História - A Folia de Reis é uma manifestação cultural religiosa festiva vista no Brasil como folclore e praticada por adeptos e simpatizantes do catolicismo. Também chamada de Reisado ou Festa de Santos Reis, a Folia de Reis é utilizada para relembrar a atitude dos Três Reis Magos, que foram à procura do esconderijo do Prometido Messias (Menino Jesus) para prestar homenagens e dar presentes.

Em Campos - Sylvia realizou pesquisas por décadas sobre o assunto em Campos, onde atualmente existe apenas um grupo de Folia de Reis ativo, pertencente ao Parque São José, em Guarus. Ela explicou que a tradição é normalmente composta por amigos, compadres, vizinhos e que, na medida que a cidade vai crescendo, as pessoas vão se movendo da cidade, outras falecem, e o legado pode acabar se perdendo, como está sendo o caso da planície goitacá que, antes, havia dezenas de grupos até mesmo no interior do município.

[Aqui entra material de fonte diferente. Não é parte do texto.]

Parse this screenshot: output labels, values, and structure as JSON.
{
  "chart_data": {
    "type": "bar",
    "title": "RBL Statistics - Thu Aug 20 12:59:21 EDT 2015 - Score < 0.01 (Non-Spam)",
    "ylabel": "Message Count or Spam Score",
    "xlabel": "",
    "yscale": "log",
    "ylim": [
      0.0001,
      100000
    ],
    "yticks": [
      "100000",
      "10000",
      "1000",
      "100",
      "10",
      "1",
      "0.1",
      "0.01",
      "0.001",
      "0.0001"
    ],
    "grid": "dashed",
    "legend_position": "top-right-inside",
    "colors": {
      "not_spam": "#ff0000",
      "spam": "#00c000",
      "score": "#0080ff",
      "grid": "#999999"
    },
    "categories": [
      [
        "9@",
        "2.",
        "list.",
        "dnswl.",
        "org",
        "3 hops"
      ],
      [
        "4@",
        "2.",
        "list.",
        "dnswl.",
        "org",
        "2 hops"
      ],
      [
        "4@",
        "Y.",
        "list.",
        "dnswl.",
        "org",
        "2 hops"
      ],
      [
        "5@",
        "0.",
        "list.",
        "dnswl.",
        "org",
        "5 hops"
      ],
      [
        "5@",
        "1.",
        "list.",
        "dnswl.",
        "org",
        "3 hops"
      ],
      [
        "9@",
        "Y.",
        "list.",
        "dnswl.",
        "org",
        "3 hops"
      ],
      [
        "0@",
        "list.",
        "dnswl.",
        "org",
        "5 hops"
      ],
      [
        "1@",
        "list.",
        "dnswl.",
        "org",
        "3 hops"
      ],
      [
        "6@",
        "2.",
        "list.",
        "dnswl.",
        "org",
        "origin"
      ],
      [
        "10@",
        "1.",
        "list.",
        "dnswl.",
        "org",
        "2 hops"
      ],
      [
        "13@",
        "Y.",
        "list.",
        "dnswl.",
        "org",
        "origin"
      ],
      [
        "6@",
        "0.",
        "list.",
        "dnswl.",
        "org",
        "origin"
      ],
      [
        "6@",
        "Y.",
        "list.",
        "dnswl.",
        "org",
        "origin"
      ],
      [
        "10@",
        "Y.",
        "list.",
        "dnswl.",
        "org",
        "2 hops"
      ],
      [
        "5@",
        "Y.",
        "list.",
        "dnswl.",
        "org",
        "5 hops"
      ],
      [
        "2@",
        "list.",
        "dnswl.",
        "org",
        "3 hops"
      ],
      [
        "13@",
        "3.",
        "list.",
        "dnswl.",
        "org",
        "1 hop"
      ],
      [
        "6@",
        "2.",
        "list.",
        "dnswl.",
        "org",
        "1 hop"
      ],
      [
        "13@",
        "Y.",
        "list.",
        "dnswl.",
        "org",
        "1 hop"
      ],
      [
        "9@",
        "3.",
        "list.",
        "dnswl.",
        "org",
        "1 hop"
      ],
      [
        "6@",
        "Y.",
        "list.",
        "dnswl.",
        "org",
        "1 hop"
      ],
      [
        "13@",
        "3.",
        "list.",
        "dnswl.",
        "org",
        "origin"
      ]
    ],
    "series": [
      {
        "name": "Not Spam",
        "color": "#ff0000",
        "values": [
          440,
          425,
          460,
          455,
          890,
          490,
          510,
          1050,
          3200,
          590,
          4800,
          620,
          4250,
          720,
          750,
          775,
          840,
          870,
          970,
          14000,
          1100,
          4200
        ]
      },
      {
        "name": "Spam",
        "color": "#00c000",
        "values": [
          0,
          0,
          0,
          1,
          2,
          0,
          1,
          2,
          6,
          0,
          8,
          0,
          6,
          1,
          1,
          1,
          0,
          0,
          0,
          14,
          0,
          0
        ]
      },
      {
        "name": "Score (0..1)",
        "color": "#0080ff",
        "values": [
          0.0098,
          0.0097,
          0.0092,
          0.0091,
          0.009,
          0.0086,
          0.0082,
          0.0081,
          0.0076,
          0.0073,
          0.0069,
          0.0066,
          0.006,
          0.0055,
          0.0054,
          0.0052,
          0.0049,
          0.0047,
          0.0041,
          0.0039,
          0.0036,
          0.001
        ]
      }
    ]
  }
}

“A Folia de Reis é uma sabedoria popular e ela guarda uma mensagem, uma história, que é bíblica, e ela repete essa história para as gerações mais novas. Então, a tarefa dela é justamente essa, de passar essa mensagem para as futuras gerações. Sempre é possível resgatar, reviver e reverenciar essas tradições (...) Essas tradições podem ser reativadas, reavivadas, através das políticas públicas culturais. E a população, esse consumo da cultura, ela pode ser fomentada através do turismo e através das ações de cultura, como editais que fortaleçam para compra de vestimenta, para aquisição de instrumentos musicais, formação de oficinas para as máscaras dos foliões e dos palhaços”, explica a pesquisadora, que lembrou ainda sobre o Festival de Muqui, município do Espírito Santo, em que as crianças quiseram montar uma Folia de Reis na escola, que teve o apoio de diversos professores.

A ativista cultural Neusinha da Hora também falou sobre como é possível reavivar as manifestações culturais e tradicionais do município, em que também relembrou dos diversos grupos antigos existentes.

“O ponto primordial para reavivar as manifestações culturais e tradicionais do município se dá através de apoio aos grupos existentes. Campos já foi um celeiro de Folias de Reis diversificadas em vários bairros, hoje no nosso município sabemos de uma única Folia de Reis que está resistindo e mantendo a tradição. Penso que, através dessa Folia, possamos dar condições para que a mesma não só perdure, mas propague por meio de capacitações e/ou oficinas, contribuindo assim para a geração de novas Folias”, conta.

Museu Histórico de Campos – Mesmo sem exposição prevista para este ano até o momento, Graziela Escocard, coordenadora do Museu, deixa um convite e mostra a vontade de realizar outro encontro, como feito em 2017.
“Já fizemos uma exposição e um encontro de folias. Não temos exposição prevista para esse ano, mas gostaria muito de tentar realizar o encontro de Folias na Praça, como foi feito em 2017. Lembrando que as folias estão praticamente extintas na nossa cidade, permanecendo apenas a do Parque São José em Guarus. O espaço do museu encontra-se aberto e disponível para quem desejar usá-lo como local para prestigiar a Folia em nossa cidade”, disse. (I.S.)